Sometimes events just seem to snowball, tumbling and turning and growing - bigger and bigger. And at times, we realize it's happening, other times, we haven't the faintest idea until it's too late and you're crushed under the debris.
This last month has definitely been a season of challenge and learning for me. Enlightenment, almost. Like someone turned on a lamp and turned it back on everything that's behind me. And I saw things I didn't ever know were there. Normally, I have a pretty good memory, but some things missed my sight as I walked by them.
Now everything seems to make sense, and that's not necessarily a happy thing.
Actually, it's heartbreaking.
I never even knew.
And now, I can't take back past events, I can only try to move forward.
Have you ever tired to move forward when you're heartbroken? It's probably one of the most difficult things I've ever attempted to do. Sometimes I get stuck, going in circles, wallowing in grief and preoccupied with disappointment.
Not a great place to be.
But moving forward doesn't mean leaving past events to the past - letting bygones be bygones. Certainly forgiving oneself and others is important. But I would also like to think that moving forward means making an attempt to right what went wrong.
Sometimes all we can do is apologize. And then there are times when we can actually, physically do or say something.
I've been thinking a lot about what it takes to make amends lately. Not so easy as it sounds, depending on what exactly the offense was. In my case, it was good intentions gone wrong. The desired effect only worked halfway, the other half, was a disaster. Without even knowing, I tossed a straw that broke the camel's back.
One of the things Jesus does when he enters our lives, is he gives us a heart of flesh (Ezekiel 36:26). It's a soft heart that recognizes sin and wrongdoing. It can be broken and grieved. Stone hearts tend to be oblivious to sin. They don't recognize their faults - even the unintentional ones. So praise God that we can recognize our sin.

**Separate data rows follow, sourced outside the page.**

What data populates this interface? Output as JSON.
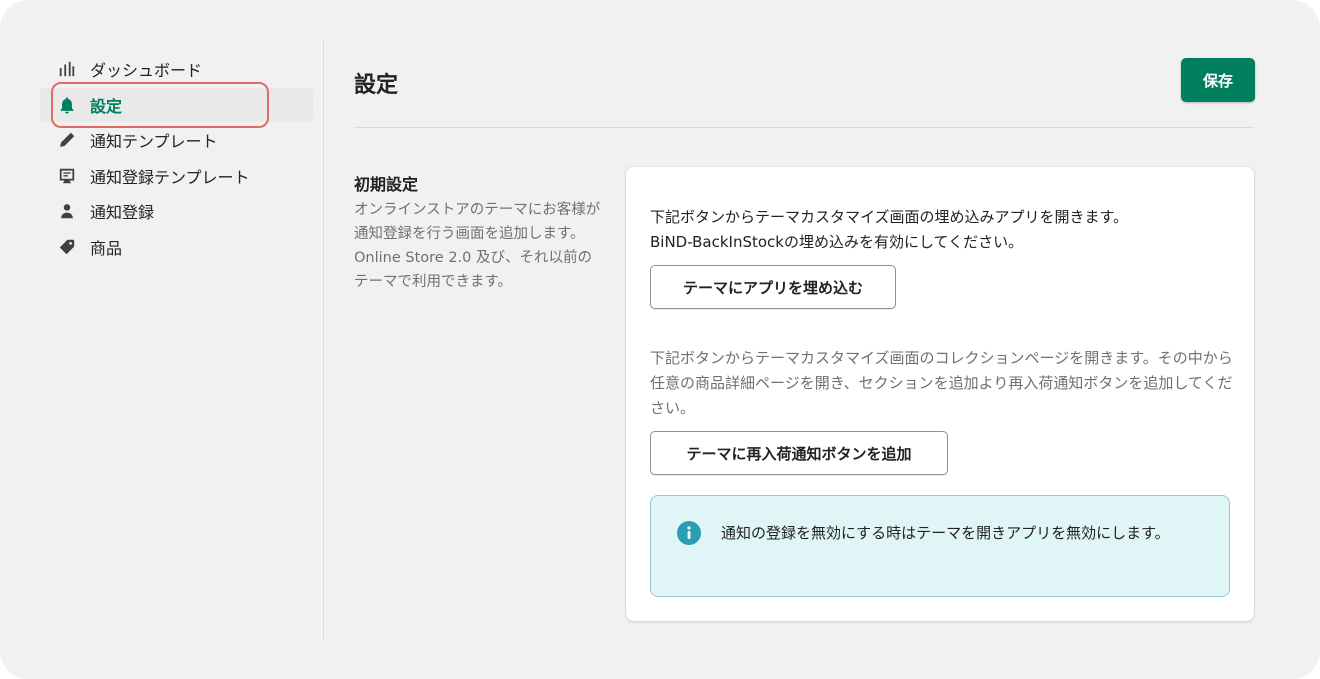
{
  "sidebar": {
    "items": [
      {
        "label": "ダッシュボード",
        "icon": "bar-chart-icon",
        "active": false
      },
      {
        "label": "設定",
        "icon": "bell-icon",
        "active": true
      },
      {
        "label": "通知テンプレート",
        "icon": "pencil-icon",
        "active": false
      },
      {
        "label": "通知登録テンプレート",
        "icon": "template-icon",
        "active": false
      },
      {
        "label": "通知登録",
        "icon": "person-icon",
        "active": false
      },
      {
        "label": "商品",
        "icon": "tag-icon",
        "active": false
      }
    ]
  },
  "header": {
    "title": "設定",
    "save_label": "保存"
  },
  "section": {
    "title": "初期設定",
    "description_1": "オンラインストアのテーマにお客様が通知登録を行う画面を追加します。",
    "description_2": "Online Store 2.0 及び、それ以前のテーマで利用できます。"
  },
  "card": {
    "text_1_line1": "下記ボタンからテーマカスタマイズ画面の埋め込みアプリを開きます。",
    "text_1_line2": "BiND-BackInStockの埋め込みを有効にしてください。",
    "button_1": "テーマにアプリを埋め込む",
    "text_2": "下記ボタンからテーマカスタマイズ画面のコレクションページを開きます。その中から任意の商品詳細ページを開き、セクションを追加より再入荷通知ボタンを追加してください。",
    "button_2": "テーマに再入荷通知ボタンを追加",
    "info": "通知の登録を無効にする時はテーマを開きアプリを無効にします。"
  },
  "colors": {
    "primary": "#007f5f",
    "highlight": "#e06b67",
    "info_bg": "#e0f5f5",
    "info_icon": "#2a9db5"
  }
}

I read this verse in a favorite novel of mine. It was in Lori Wick's, "Who Brings Forth the Wind."
"yet now I am happy, not because you were made sorry, but because your sorrow led you to repentance" (2 Cor. 7:9).Sorry to repentance.
It's one thing to say I'm sorry... it's another thing to have our sorrow lead us to repentance.
Repentance means to turn away from sin. To head in a new direction.
I don't know where you are at today. But as a Christian, as a person, no one is perfect. No one is righteous. And your sins may not look like someone elses. You may not have done something punishable by law. But you have likely hurt someone in your past - or hurt yourself, or even God. Don't be afraid to be self-reflective. Ask God to show you where you've gone wrong. Sometimes we directly go against God's will, other times we do something entirely by accident. In our humanity, we're feeble, and we snap at times.
But once you recognize where you've gone wrong, it's time to be repentant. And I know, for me personally, that's a big step towards humility, which, by definition, is humbling. It's a strike at our pride. But who ever said Christians were supposed to be proud of themselves? We've nothing to be proud of. Only a creator to praise.